Эта одержимость музыкой, Пау Казальсом и своим призванием пианиста наполняла душу отца неизбывной печалью. Андреу был уверен, что именно отсутствие амбиций — в материальном смысле — помешало становлению личности Жоана Дольгута. Вялость и апатия, усугубленные депрессией послевоенных лет, привели к тому, что отец оказался за бортом, а он, его сын, испытал на себе все пагубные последствия этого.
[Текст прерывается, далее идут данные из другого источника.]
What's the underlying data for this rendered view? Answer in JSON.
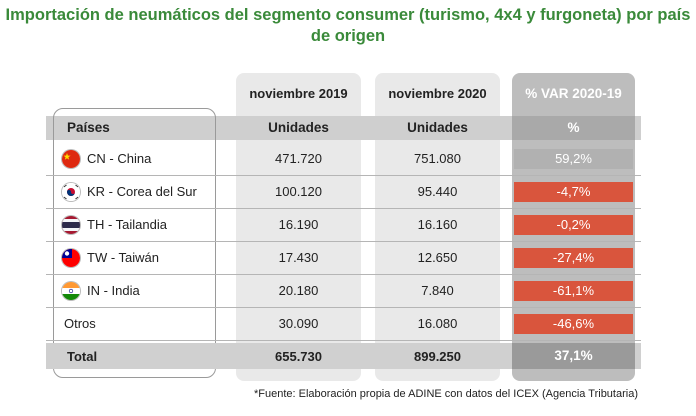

Андреу пришлось бороться, не жалея сил, чтобы отвоевать себе уголок в обществе настоящих людей, победителей, признающих лишь одного бога — деньги. Ему пришлось в буквальном смысле вылизывать подметки богачам, чтобы не превратиться в такое же серое, неприметное существо, каким, по его мнению, был отец.
Читая записи юного Жоана, Андреу и не подумал представить себя на месте одинокого мальчишки, против воли живущего на чужбине, томимого тоской по родине, — слишком уж непробиваем был его эгоизм. А стоило ему хоть на миг пожалеть отца, и он бы понял, насколько в действительности близок ему по духу этот ребенок... его отец.
— Вы меня слушаете, сеньор Андреу? — осторожно спросил детектив, заметив, что собеседник глубоко задумался над открытой тетрадкой.
— Да-да, продолжайте, — вздрогнул тот.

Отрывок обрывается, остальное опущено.